Water and food: necessities for human life: given special meaning to help us start and continue on the journey. Touch and taste. Stand, sit, kneel, (dance to the altar at Greg Nyssa!) be involved. Let the people play a role in praying, or even reading the scripture. Seeing not clerics and hearing lay voices participating in the worship of God - aside from singing. Make a smoke that will only be smelled in certain spaces for certain occasions. Use your nose. Assign colors to various seasons. Sight.
And it's these various seasons that I talked about with my campus minister. During my fight with my mom she said that i'd gotten angry at people saying "Merry Christmas" during Advent. Not the case. Her argument was that it was a joyful thing, so it should be okay. Certainly it is a joyful thing, but I think that skipping to the joy too early isn't healthy. And it isn't realistic.
I think that a Church wisdom I've come to understand within perhaps the last few weeks is how the Calendar, if we let it, can help us to cope with our lives. It, like our emotions and many life experiences is cyclical. There is waiting (and repentance). There is some celebration celebration. I got my first pay check. I got a car. The Commission on Ministry passed me. Merry Christmas. The savior is made flesh. And then there is plain-ness. Growth. Epiphany Evangelism growing the Church. Then there's penitence and waiting, longing, and it's even longer this time. And then...S/He said yes! We're having a child! Child is graduating from high school! I'm graduating from college! Alleluia! Christ is risen!/The Lord is risen indeed! Alleluia! Lots of celebration, the ecstasy of which lasts fifty days, not twelve. There is some kind of mountain top experience. And then into what can feel like the bleakness of ordinary time. Going to work every day. Day to day life that is neither particularly high nor low, during which there is no particular longing or expectation or hoping. Just going about life.
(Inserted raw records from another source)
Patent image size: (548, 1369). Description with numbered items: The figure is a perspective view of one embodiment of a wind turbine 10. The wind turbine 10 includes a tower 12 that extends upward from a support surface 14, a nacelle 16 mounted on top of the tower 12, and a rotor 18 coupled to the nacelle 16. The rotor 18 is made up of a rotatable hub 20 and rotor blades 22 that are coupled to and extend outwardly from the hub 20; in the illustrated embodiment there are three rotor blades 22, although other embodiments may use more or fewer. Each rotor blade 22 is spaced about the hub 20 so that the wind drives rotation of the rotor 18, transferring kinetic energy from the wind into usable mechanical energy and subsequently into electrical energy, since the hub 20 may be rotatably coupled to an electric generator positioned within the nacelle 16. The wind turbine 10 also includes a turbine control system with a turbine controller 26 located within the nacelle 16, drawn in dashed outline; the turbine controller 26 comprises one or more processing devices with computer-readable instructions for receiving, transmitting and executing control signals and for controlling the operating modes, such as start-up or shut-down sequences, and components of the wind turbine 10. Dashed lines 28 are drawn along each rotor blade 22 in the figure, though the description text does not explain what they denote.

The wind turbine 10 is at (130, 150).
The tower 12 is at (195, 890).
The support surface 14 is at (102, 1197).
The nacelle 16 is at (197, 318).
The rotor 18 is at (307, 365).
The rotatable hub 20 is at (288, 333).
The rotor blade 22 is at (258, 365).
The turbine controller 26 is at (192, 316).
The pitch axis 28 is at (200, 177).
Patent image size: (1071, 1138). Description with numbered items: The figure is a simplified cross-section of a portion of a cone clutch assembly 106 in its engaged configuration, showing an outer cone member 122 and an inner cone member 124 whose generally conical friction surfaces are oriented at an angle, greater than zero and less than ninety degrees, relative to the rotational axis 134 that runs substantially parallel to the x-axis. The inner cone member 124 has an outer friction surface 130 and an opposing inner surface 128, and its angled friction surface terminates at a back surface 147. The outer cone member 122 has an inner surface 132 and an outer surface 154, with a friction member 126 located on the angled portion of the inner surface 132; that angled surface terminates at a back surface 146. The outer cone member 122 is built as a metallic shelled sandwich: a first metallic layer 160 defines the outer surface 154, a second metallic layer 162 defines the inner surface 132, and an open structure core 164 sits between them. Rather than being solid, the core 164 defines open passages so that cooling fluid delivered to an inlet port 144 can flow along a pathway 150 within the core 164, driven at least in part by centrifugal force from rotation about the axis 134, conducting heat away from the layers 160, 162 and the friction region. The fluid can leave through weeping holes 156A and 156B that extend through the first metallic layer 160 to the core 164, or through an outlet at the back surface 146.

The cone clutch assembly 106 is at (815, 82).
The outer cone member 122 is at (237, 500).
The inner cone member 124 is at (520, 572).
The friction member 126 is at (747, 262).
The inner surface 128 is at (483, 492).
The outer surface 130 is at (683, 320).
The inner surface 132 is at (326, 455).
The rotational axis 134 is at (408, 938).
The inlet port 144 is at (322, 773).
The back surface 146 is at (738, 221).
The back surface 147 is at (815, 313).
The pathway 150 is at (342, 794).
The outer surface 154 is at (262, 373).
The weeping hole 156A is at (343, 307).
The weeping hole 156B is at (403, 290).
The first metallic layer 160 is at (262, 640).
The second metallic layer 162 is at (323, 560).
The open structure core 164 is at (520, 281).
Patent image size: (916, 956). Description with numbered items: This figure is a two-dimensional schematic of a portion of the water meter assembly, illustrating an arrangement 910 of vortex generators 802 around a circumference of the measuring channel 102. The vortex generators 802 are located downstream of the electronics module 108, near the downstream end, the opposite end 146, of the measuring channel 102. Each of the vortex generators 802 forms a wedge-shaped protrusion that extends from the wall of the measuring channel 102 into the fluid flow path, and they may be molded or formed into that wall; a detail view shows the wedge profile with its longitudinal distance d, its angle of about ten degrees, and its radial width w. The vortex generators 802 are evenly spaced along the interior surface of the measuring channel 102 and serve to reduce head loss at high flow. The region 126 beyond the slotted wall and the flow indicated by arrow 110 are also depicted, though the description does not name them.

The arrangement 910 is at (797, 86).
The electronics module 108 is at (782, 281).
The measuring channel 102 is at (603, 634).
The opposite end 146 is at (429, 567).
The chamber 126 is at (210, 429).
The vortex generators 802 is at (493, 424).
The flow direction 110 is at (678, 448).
I think that there's a reason that the ratio of white days to green days isn't anywhere near even. If you throw in blue/purple weeks, it's still a drop compared to every day life, every day living. Ordinary Time - named for numbered (ordinal) Sundays, rather than because they are plain - is ordinary, despite the reason for its naming. And so is most of our life. While we live in the joy and hope of the Resurrection, most days out of the year, and our lives we aren't having a party or celebrating.
There's wisdom to the way the Church orders herself. And maybe if we'd acknowledge and be okay with having a lot of ordinary time ourselves, we'd be freer to be human, without need to have a happy facade. Not necessarily down, but just even-keeled, neither high nor low.